Mon deuxième et troisième jour défilent en un battement de cil sans que je me sociabilise plus que ça, répondant à quelques messages sur mon communicateur de bienvenue. Décidé, je prends mon courage à deux mains et je file dans la cité que je n'avais pas encore revu depuis mon éveil. Il faut dire aussi que la faim et la soif ont eu raison de ma peur de la populace et je trouve enfin un bar-restaurant ouvert après quelques minutes de recherche sous une pluie toujours aussi abondante. Le Cercle d'Argent m'ouvre ses portes et je reste silencieux pour rejoindre le comptoir discrètement apercevant des habitués qui ne semble pas remarquer ma présence. Je reprends mon souffle et prend commande au distributeur dans mon coin d'un sandwich et d'un glukoz, goûtant pour la première fois de l'écureuil.
C'est aussi mes premiers visages après celui de ma patronne à la Centrale et lorsque je m'apprêtais à partir après avoir écouté les conversations et terminé mon livre, je prend confiance et remercie la serveuse d'un simple "Merci." avec un peu sourire amical tout aussi naïf qu'insouciant.
  • Ah ! Elle parle la biscotte ! S'exclame une des clientes répondant au nom d'Eva. Je panique aussitôt ne voulant pas être le nouveau festin d'écureuil du jour, j'essaie de me reprendre :
  • Heu... Bonjour... Je me m'appelle Joaw. Heu... Je suis enchanté de faire votre connaissance. Et je ne tarde pas à avoir une réponse :
  • Pfff ! C'est tellement faux cul ! Je rougis et panique à nouveau en plus d'être vexé, tandis qu'elle, rit vulgairement et reprend sa bouteille d'alcool au goulot buvant une nouvelle gorgée. Ce même alcool qui me fait tordre l'estomac en tout sens, le fameux et populaire : Skiwi.
Le franc parler et le décomplexe des clients m'étonne et m'effraye, moi qui alors ne m'adressait à personne. Après une série de surnoms, on me questionne et je leur apprends sans doute sans aucune surprise que je suis né la veille. Alors que je réajuste mes haillons tout en continuant mon histoire, une elfette, du nom d’Inori m’offre mes premiers vrais vêtements : une belle chemise rapiécé et des chaussures de villes rembourrés. L'Écureuil prend une nouvelle allure même si l’odeur de la sueur et du liquide du maturation reste, la douche manque terriblement.

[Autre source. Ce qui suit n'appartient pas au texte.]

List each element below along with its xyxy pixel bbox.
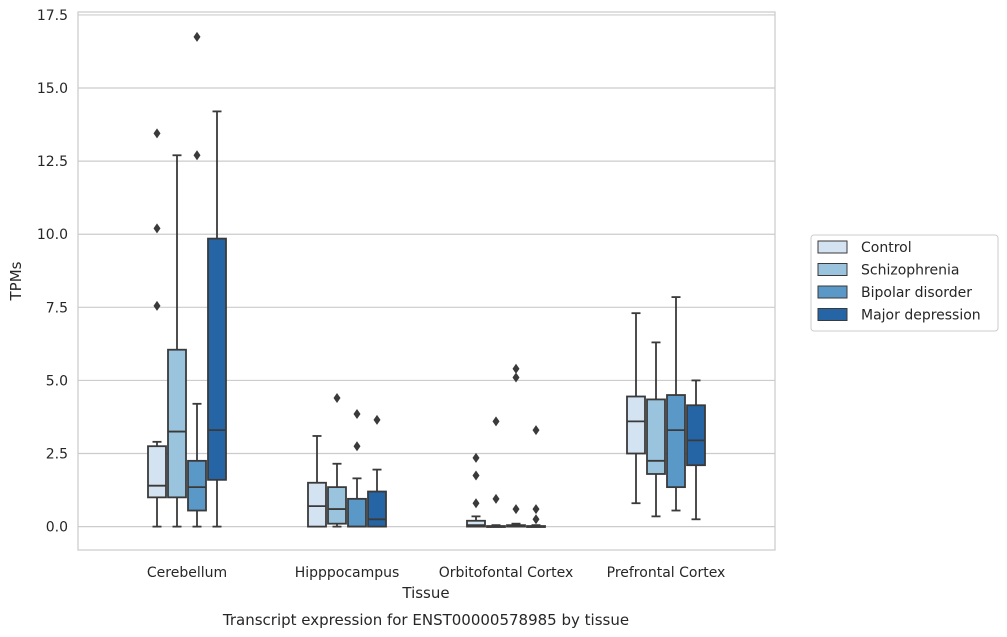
outlier-point-0 [492,493,500,504]
box-body [666,394,686,489]
legend-label-1: Schizophrenia [861,263,959,279]
y-axis-label: TPMs [7,261,25,301]
y-tick-label-4: 10.0 [37,227,68,243]
plot-frame [77,11,776,551]
y-tick-label-6: 15.0 [37,81,68,97]
box-body [187,459,207,512]
x-tick-label-3: Prefrontal Cortex [607,565,726,581]
legend-frame [810,234,999,332]
box-body [147,445,167,499]
box-1-0 [307,435,327,528]
y-tick-labels: 0.0 2.5 5.0 7.5 10.0 12.5 15.0 17.5 [37,8,68,536]
legend-label-3: Major depression [861,308,981,324]
box-1-3 [367,414,387,528]
outlier-point-1 [512,372,520,383]
legend: Control Schizophrenia Bipolar disorder Majo… [810,234,999,332]
x-tick-label-2: Orbitofontal Cortex [439,565,574,581]
box-body [367,490,387,528]
outlier-point-0 [512,504,520,515]
outlier-point-2 [512,363,520,374]
outlier-point-2 [532,425,540,436]
outlier-point-1 [472,470,480,481]
y-tick-label-2: 5.0 [46,373,68,389]
box-body [347,497,367,528]
box-2-3 [526,425,546,528]
legend-label-2: Bipolar disorder [861,285,972,301]
outlier-point-1 [193,31,201,42]
outlier-point-1 [153,223,161,234]
box-0-2 [187,31,207,528]
box-body [307,481,327,528]
box-body [686,404,706,467]
y-tick-label-7: 17.5 [37,8,68,24]
box-3-1 [646,341,666,518]
box-1-2 [347,409,367,528]
x-tick-labels: Cerebellum Hipppocampus Orbitofontal Corte… [147,565,725,581]
box-3-0 [626,312,646,505]
outlier-point-1 [532,504,540,515]
x-tick-label-0: Cerebellum [147,565,227,581]
outlier-point-1 [492,416,500,427]
x-axis-label: Tissue [401,584,449,602]
box-1-1 [327,392,347,528]
box-body [626,395,646,455]
outlier-point-0 [373,414,381,425]
legend-swatch-3 [817,308,848,321]
outlier-point-0 [153,300,161,311]
box-2-0 [466,452,486,528]
outlier-point-0 [353,441,361,452]
box-0-1 [167,154,187,528]
legend-swatch-2 [817,285,848,299]
box-0-0 [147,128,167,528]
legend-label-0: Control [861,240,912,256]
box-body [646,398,666,475]
box-3-2 [666,296,686,512]
y-tick-label-1: 2.5 [46,447,68,463]
outlier-point-2 [153,128,161,139]
legend-swatch-0 [817,240,848,254]
box-2-2 [506,363,526,528]
outlier-point-0 [193,150,201,161]
box-2-1 [486,416,506,528]
x-tick-label-1: Hipppocampus [295,565,400,581]
y-tick-label-3: 7.5 [46,300,68,316]
legend-swatch-1 [817,263,848,276]
chart-caption: Transcript expression for ENST0000057898… [222,611,629,629]
box-body [207,237,227,481]
box-0-3 [207,110,227,528]
outlier-point-0 [333,392,341,403]
y-tick-label-0: 0.0 [46,520,68,536]
grid-lines [78,14,775,528]
outlier-point-0 [532,514,540,525]
box-body [167,348,187,499]
box-body [327,486,347,525]
y-tick-label-5: 12.5 [37,154,68,170]
box-layer [147,31,706,528]
outlier-point-0 [472,498,480,509]
box-3-3 [686,379,706,521]
outlier-point-1 [353,409,361,420]
outlier-point-2 [472,452,480,463]
box-body [466,519,486,528]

Ce chapitre de ma vie se clôture à la Centrale, par ma rencontre avec la première gnoll que j'ai vu en ville : Ynaelle. Autant dire que j'avais vraiment la trouille même si j'ai l'impression d'avoir ce sentiment là par nature, il faut tout de même avoué qu'un gnoll est un être impressionnant. Mais Ynaelle se distinguait par sa gentillesse envers les nouveaux arrivants comme moi, elle m'a expliqué ses origines vautourde puis son passage à son état actuel. Quant-à-moi, je souriais l'air béat et enregistrais émerveillé ses paroles même après avoir paniqué au début, elle s'en amusait. Quelques jours avant son départ, elle venait me proposer une nouvelle besace pleine d'outils adéquats pour un travailleur de la Centrale mais aussi pour tout bon Rebelle : un Terminal Portable, un Neuvopack et un deck retro.
Mon deck m'offrait enfin la possibilité d'accéder à la matrice et donc aux espaces matriciels des associations et politacles du secteur. C'est ainsi, que je débute mes écris sur quelques morceaux de papiers réajustant mes grosses lunettes noires rafistolés sur le bout de mon nez, un sourire sur le visage tout en mettant noir sur blanc des idées et des schémas m'intéressant à l'histoire, à l'économie et à la politique du secteur.
"Ce que j'ignorai, c'était quel genre d'homme j'allais devenir, qui je serais aux yeux de mes camarades et de la Rébellion... Je le découvrirai bien assez tôt."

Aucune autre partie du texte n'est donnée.